This cause coming on to be heard and plaintiff having amended his complaint by attaching the original contract sued on and such original contract containing this provision—
“Par. 5. The Telephone Company’s liability on account of errors in or omissions of such advertising shall in no event exceed the amount of charges for the advertising which was omitted or in which the error occurred in the then current directory issue.”
And this suit claiming damages because of an alleged error in defendant’s telephone directory covered by said contract.

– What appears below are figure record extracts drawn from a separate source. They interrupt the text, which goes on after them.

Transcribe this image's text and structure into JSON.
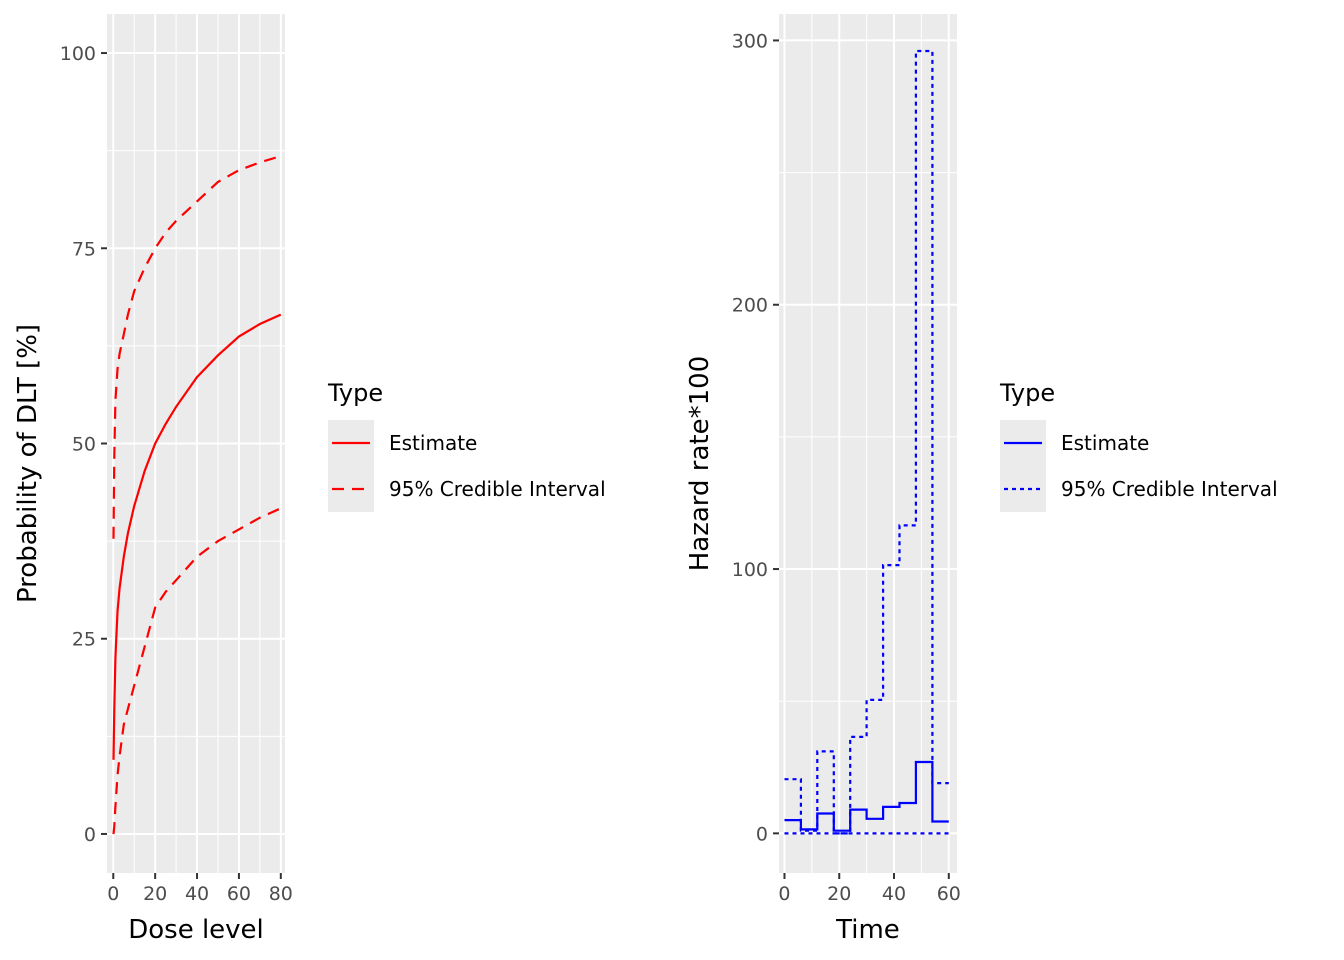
{
  "colors": {
    "panel_bg": "#ebebeb",
    "grid": "#ffffff",
    "tick": "#333333",
    "tick_label": "#4d4d4d",
    "legend_key_bg": "#ebebeb"
  },
  "chart_data": [
    {
      "type": "line",
      "xlabel": "Dose level",
      "ylabel": "Probability of DLT [%]",
      "xlim": [
        -3,
        82
      ],
      "ylim": [
        -5,
        105
      ],
      "x_ticks": [
        0,
        20,
        40,
        60,
        80
      ],
      "x_tick_labels": [
        "0",
        "20",
        "40",
        "60",
        "80"
      ],
      "y_ticks": [
        0,
        25,
        50,
        75,
        100
      ],
      "y_tick_labels": [
        "0",
        "25",
        "50",
        "75",
        "100"
      ],
      "grid": true,
      "legend": {
        "title": "Type",
        "placement": "right",
        "entries": [
          "Estimate",
          "95% Credible Interval"
        ]
      },
      "color": "#ff0000",
      "x": [
        0.1,
        0.5,
        1,
        2,
        3,
        5,
        7,
        10,
        15,
        20,
        25,
        30,
        40,
        50,
        60,
        70,
        80
      ],
      "series": [
        {
          "name": "Estimate",
          "style": "solid",
          "values": [
            9.5,
            16,
            22.5,
            28.5,
            31.5,
            35.5,
            38.5,
            42,
            46.5,
            50,
            52.5,
            54.7,
            58.5,
            61.3,
            63.7,
            65.3,
            66.5
          ]
        },
        {
          "name": "95% Credible Interval",
          "style": "dashed",
          "values": [
            0,
            1,
            3.5,
            7.5,
            10,
            14,
            16,
            19,
            24,
            29,
            31,
            32.5,
            35.5,
            37.5,
            39,
            40.5,
            41.7
          ]
        },
        {
          "name": "95% Credible Interval",
          "style": "dashed",
          "values": [
            37.8,
            48.5,
            55.5,
            59.5,
            61.5,
            64,
            66.5,
            69.5,
            72.5,
            75,
            77,
            78.5,
            81,
            83.5,
            85,
            86,
            86.8
          ]
        }
      ]
    },
    {
      "type": "line",
      "xlabel": "Time",
      "ylabel": "Hazard rate*100",
      "xlim": [
        -2,
        63
      ],
      "ylim": [
        -15,
        310
      ],
      "x_ticks": [
        0,
        20,
        40,
        60
      ],
      "x_tick_labels": [
        "0",
        "20",
        "40",
        "60"
      ],
      "y_ticks": [
        0,
        100,
        200,
        300
      ],
      "y_tick_labels": [
        "0",
        "100",
        "200",
        "300"
      ],
      "grid": true,
      "legend": {
        "title": "Type",
        "placement": "right",
        "entries": [
          "Estimate",
          "95% Credible Interval"
        ]
      },
      "color": "#0000ff",
      "step_edges": [
        0,
        6,
        12,
        18,
        24,
        30,
        36,
        42,
        48,
        54,
        60
      ],
      "series": [
        {
          "name": "Estimate",
          "style": "solid",
          "values": [
            5,
            1.5,
            7.5,
            1,
            9,
            5.5,
            10,
            11.5,
            27,
            4.5
          ]
        },
        {
          "name": "95% Credible Interval",
          "style": "dotted",
          "values": [
            20.5,
            1,
            31,
            0,
            36.5,
            50.5,
            101.5,
            116.5,
            296,
            19
          ]
        },
        {
          "name": "95% Credible Interval",
          "style": "dotted",
          "values": [
            0,
            0,
            0,
            0,
            0,
            0,
            0,
            0,
            0,
            0
          ]
        }
      ]
    }
  ]
}
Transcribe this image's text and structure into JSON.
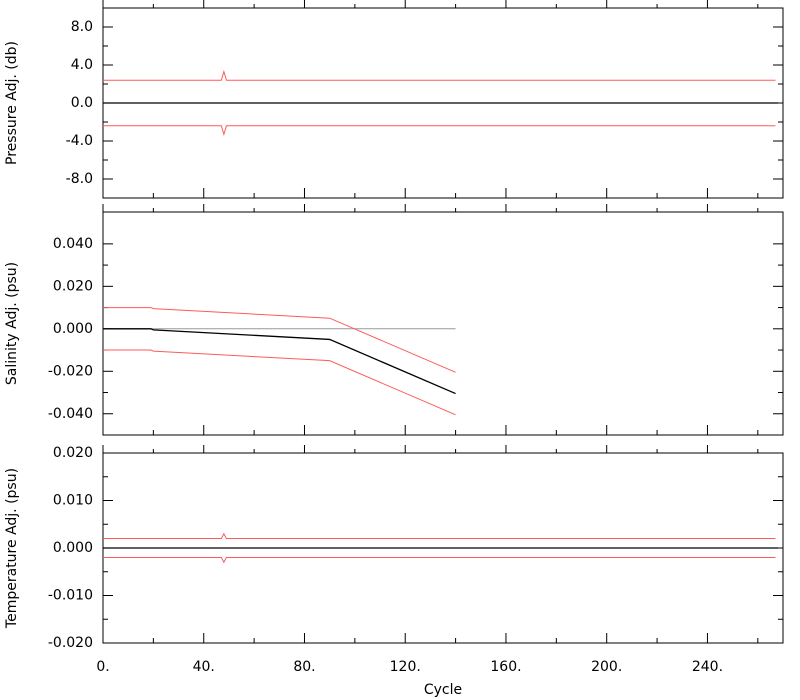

And the parties having stipulated that pursuant to said paragraphs and prior to the institution of suit, defendant had adjusted plaintiff’s bill to give him credit for the amount of charges for the advertising in which the error occurred in the telephone directory involved;
*160And the courts having uniformly held that this limitation of liability provision is valid (see Neering v. Southern Bell, 169 Fed. Supp. 133, a decision of the United States District Court for the Southern District of. Florida at Jacksonville and the authorities therein cited; Baird v. Chesapeake & Potomac Telephone Company, 117 Atl. 2d 873; and order of dismissal entered in an identical case by this court on July 10, 1959, in Houghton v. Southern Bell, Case No. 59-806-L) upon consideration, it is considered, ordered and adjudged the above entitled case be and the same is hereby dismissed with prejudice.